Le spiagge di Ventotene si scelgono soprattutto in base all’accesso e al vento

  • Cala Nave è la scelta più comoda per nuotare e avere servizi nelle vicinanze.
  • Cala Rossano è più riparata e vicina al porto nuovo, ma bisogna restare fuori dall’area di manovra delle imbarcazioni.
  • Parata Grande e Parata della Postina offrono un ambiente più naturale, con accessi meno semplici.
  • Per le calette più isolate servono spesso barca, scarpe adatte e prudenza.
  • Nel 2026 è indispensabile controllare ordinanze, lavori e divieti locali prima di entrare in acqua.

Acque cristalline e scogliere imponenti caratterizzano le spiagge di Ventotene, dove bagnanti si godono il sole e il mare turchese.

Le due spiagge più semplici da raggiungere

Ventotene ha una costa breve e in gran parte rocciosa. Le due spiagge vere e proprie più accessibili dal centro sono Cala Nave e Cala Rossano, entrambe raggiungibili a piedi senza dover organizzare un’escursione in barca.

Cala Nave per nuotare e fermarsi vicino al paese

Cala Nave si trova sul versante orientale, vicino al Porto Romano e al faro. Ha una spiaggia chiara, scogli vulcanici e un mare generalmente invitante, con fondali che permettono di alternare bagno, nuoto e snorkeling.

È la soluzione più pratica per chi vuole raggiungere il mare in pochi minuti, avere un punto di ristoro nelle vicinanze e non portarsi dietro tutto il necessario per una giornata selvaggia. Nei periodi di maggiore affluenza, però, lo spazio si riduce rapidamente e la spiaggia perde parte del suo fascino tranquillo.

La vista sugli scogli chiamati Nave di Terra e Nave di Fuori è uno dei motivi per cui la sceglierei almeno una volta. Per trovare un’atmosfera più piacevole, preferisco arrivare presto oppure nel tardo pomeriggio, quando molti visitatori iniziano a rientrare.

Leggi anche: Dove trovare un mare bello in Italia per ogni vacanza

Cala Rossano per una sosta più riparata

Cala Rossano si apre accanto al Porto Nuovo, nella parte nord-orientale dell’isola.
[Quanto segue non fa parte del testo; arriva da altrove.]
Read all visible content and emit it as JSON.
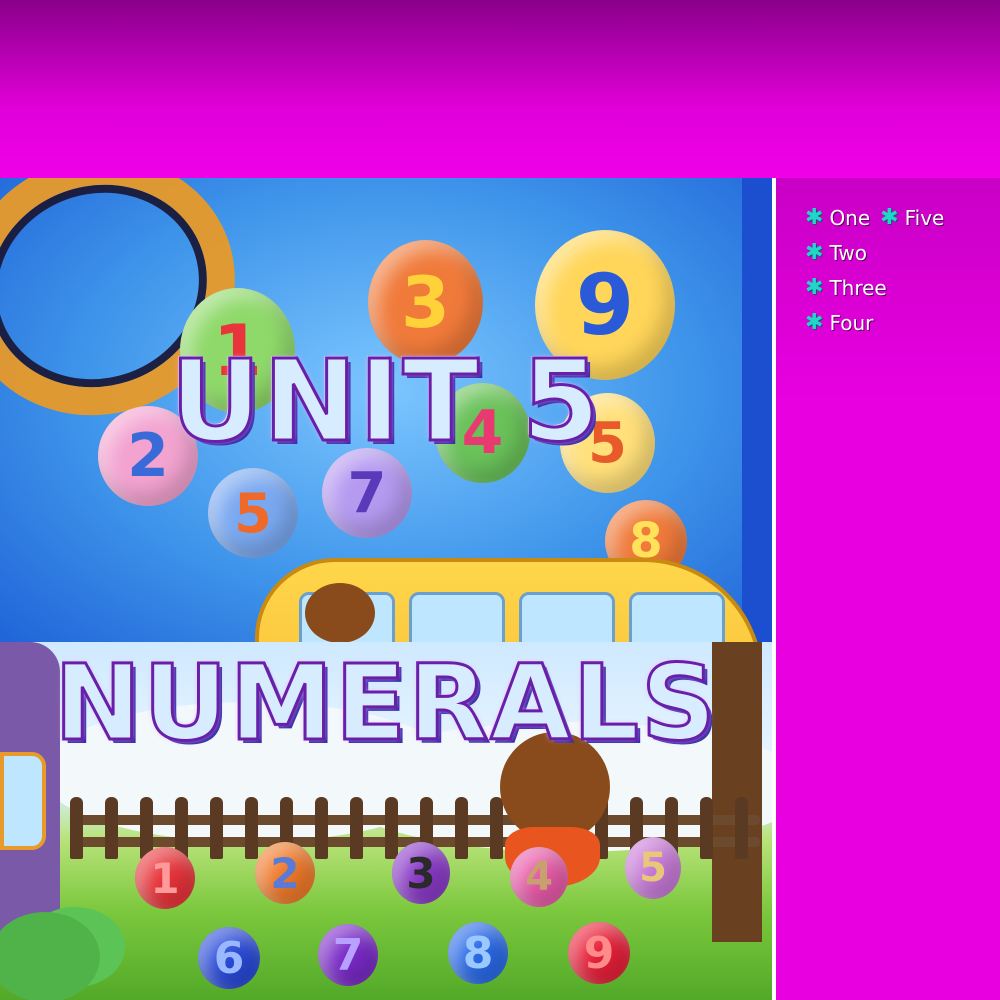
{
  "title": {
    "line1": "UNIT 5",
    "line2": "NUMERALS"
  },
  "numbers_list": [
    [
      "One",
      "Five"
    ],
    [
      "Two"
    ],
    [
      "Three"
    ],
    [
      "Four"
    ]
  ],
  "upper_balloons": [
    "1",
    "3",
    "9",
    "2",
    "4",
    "5",
    "5",
    "7",
    "8"
  ],
  "lower_balloons_row1": [
    "1",
    "2",
    "3",
    "4",
    "5"
  ],
  "lower_balloons_row2": [
    "6",
    "7",
    "8",
    "9"
  ],
  "colors": {
    "background": "#e800e0",
    "title_fill": "#d8ecff",
    "title_outline": "#6a1fa8",
    "bullet": "#1fd6c8"
  }
}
È una spiaggia chiara e raccolta, comoda soprattutto per chi arriva in traghetto e vuole fare il primo bagno senza allontanarsi troppo dal punto di sbarco.
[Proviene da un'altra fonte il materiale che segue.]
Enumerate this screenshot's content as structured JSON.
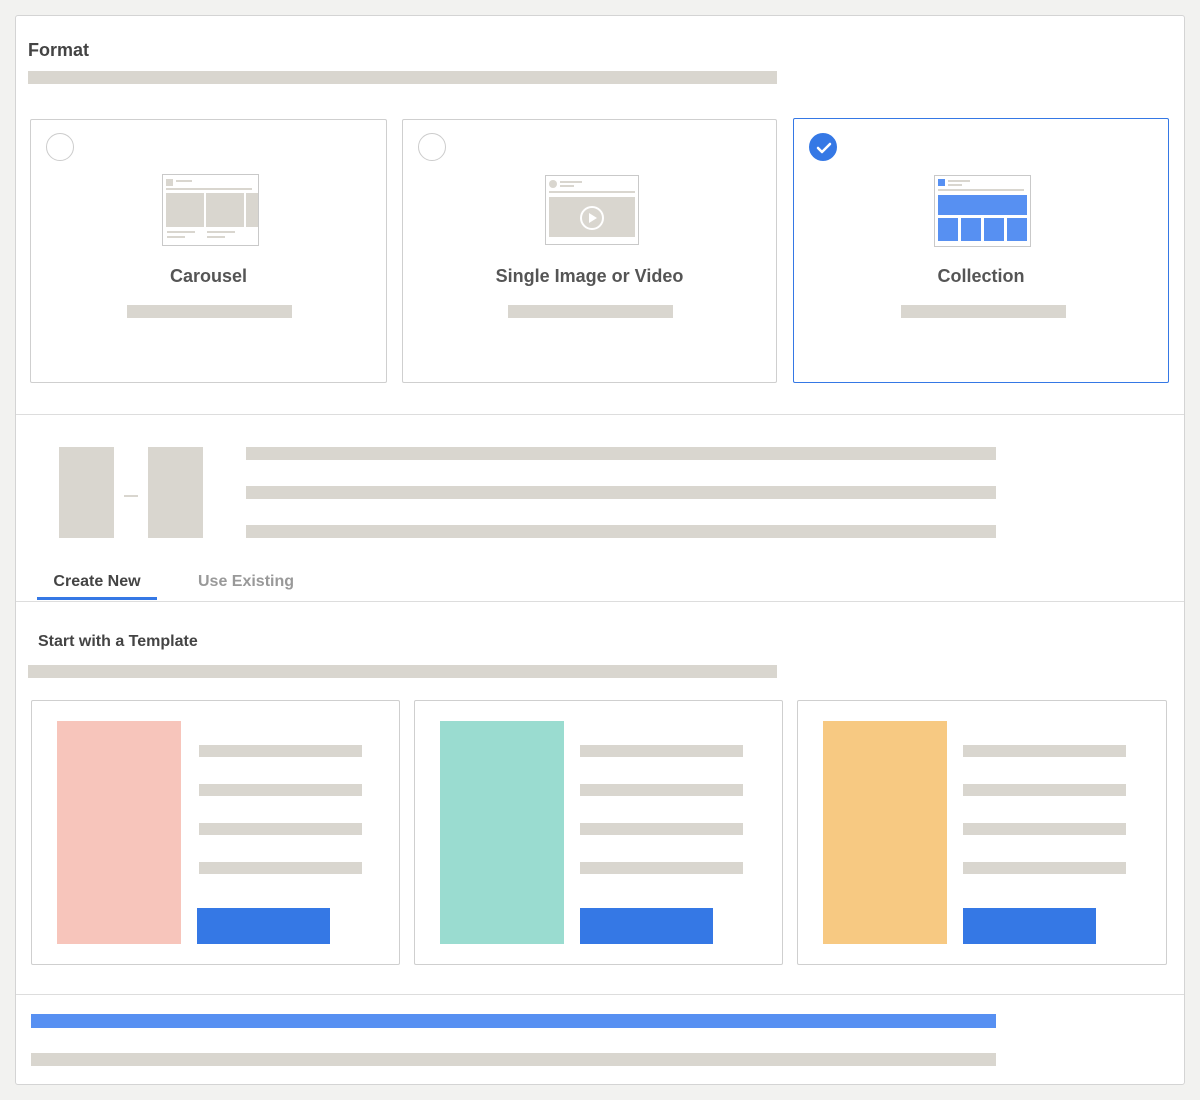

La sua posizione può renderla più protetta in alcune condizioni di vento, ma non bisogna confondere la spiaggia con il bacino portuale. Le aree interessate dalle manovre delle navi sono interdette alla balneazione e vanno rispettate senza eccezioni.

La considero una buona scelta per una pausa breve, per famiglie abituate a muoversi con attenzione e per chi desidera alternare mare e passeggiata nel centro storico. Non è invece il posto ideale per chi cerca una lunga distesa di sabbia o isolamento completo.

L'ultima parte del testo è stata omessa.